Lastly, remember that SQLite is the default DB, which makes it super easy for new users to get going. I’m pretty sure that is an important aspect here. Choosing another, less general (albeit more powerful), DB technology might create an unwanted barrier. This is probably why the third-party setup for an Influx DB would be preferred: It’s optional and for power users, because the existing setup strikes a good compromise.
Yes/no/maybe. With that I mean, SQLite is certainly easier for newcommers. sqlite3 file.db
and get going. Use a nice gui, no extra tooling required. But also, newcommers I’d expect to use the recorder
as the interface to the database, it abstracts the database doesn’t it? Regardless, as you rightfully mentioned, if we get the database format in better shape, the database tech is still irrelevant (as you rightfully pointed out).
Now assuming our database is the 3 columns I mentioned above, with regards to database tech, I’d be proposing to add support for timescaledb. I also understand that this is something most are unaware of, so let me explain it a bit.

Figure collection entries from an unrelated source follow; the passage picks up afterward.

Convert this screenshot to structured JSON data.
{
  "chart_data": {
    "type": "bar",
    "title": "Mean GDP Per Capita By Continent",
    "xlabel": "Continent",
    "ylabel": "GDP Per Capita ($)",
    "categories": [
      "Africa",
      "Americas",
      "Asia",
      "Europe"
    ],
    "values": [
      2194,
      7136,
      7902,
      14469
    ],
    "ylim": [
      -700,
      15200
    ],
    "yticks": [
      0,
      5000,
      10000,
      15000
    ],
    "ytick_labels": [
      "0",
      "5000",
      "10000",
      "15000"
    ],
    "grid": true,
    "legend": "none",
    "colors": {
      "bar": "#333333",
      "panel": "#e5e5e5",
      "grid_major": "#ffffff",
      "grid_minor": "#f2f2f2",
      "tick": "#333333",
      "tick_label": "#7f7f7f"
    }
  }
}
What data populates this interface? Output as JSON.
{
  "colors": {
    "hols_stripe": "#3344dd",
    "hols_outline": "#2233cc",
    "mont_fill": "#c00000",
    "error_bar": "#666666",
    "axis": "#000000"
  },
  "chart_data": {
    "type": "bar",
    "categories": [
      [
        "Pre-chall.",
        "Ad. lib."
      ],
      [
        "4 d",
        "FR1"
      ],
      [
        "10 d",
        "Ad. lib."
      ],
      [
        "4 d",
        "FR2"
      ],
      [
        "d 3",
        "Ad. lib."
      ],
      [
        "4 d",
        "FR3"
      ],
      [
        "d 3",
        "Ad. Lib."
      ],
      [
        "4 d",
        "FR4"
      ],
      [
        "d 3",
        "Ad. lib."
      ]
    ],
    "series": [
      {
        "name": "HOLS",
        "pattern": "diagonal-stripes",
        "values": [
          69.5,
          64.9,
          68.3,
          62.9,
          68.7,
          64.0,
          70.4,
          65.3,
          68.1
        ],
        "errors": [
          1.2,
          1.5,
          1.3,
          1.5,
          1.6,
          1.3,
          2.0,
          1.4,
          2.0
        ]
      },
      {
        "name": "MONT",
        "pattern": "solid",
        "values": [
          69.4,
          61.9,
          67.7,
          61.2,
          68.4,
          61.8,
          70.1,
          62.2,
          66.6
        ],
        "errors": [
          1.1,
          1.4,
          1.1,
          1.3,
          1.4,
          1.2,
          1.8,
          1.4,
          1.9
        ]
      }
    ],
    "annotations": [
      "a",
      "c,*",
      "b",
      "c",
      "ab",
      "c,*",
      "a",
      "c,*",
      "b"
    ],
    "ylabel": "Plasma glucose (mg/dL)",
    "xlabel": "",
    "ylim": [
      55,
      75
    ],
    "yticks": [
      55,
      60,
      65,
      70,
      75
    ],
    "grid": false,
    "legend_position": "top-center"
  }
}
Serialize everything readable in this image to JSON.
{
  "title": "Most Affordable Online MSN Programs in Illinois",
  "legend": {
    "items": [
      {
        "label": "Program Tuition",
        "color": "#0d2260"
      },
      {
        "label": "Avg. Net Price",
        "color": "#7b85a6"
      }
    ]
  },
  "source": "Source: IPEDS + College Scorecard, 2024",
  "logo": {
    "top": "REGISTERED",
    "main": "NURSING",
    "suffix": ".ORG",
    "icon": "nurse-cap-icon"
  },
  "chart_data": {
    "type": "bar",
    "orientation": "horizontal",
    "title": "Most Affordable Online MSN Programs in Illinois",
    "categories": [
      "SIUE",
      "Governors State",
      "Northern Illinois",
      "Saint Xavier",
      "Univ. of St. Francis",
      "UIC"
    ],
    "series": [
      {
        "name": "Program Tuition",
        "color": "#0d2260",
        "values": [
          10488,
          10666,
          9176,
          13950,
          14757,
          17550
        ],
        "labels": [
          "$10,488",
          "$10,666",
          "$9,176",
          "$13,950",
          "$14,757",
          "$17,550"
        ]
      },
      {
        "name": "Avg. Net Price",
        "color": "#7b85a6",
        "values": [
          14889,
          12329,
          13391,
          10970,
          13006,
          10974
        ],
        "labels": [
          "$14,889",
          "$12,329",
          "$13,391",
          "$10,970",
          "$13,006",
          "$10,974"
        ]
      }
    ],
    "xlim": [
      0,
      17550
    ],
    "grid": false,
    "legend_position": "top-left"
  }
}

Timescaledb is an extension to postgresql. It works with pure ‘standard’ SQL commands. This is important, because it means that pySQLAlchemy can still be used. So what makes timescaledb differnt? Actually nothing. You use your postgresql database as normal. E.g. you can run a timescaldb enable postgresql instance as normal (without any timescaledb advantages).
The addition to recorder
would upon detecting/requesting the table would need to be converted. So what does that mean? SELECT create_hypertable('conditions', by_range('timestamp'), migrate_data => true);
After that, the table still has the same columns, the queries are still the same, but now timescaledb can do its thing.
There’s a bit more, with regards to creating indexes (if not existing) e.g. (and now I’m way over my head, but as I understood it) to have an index on a view where you have multiple data types in the same table (like we do now). But also aggregation. Timescale can do aggregation ‘behind the scenes’ automatically. And a few other things (Things like averaging uppon an new data entry).
But! These would be optimizations to the current SQLite solution! The SQLite solution shall, and will, function as normally. But, in the case of aggregation, it would need to be done manually for SQLite, Mariadb etc.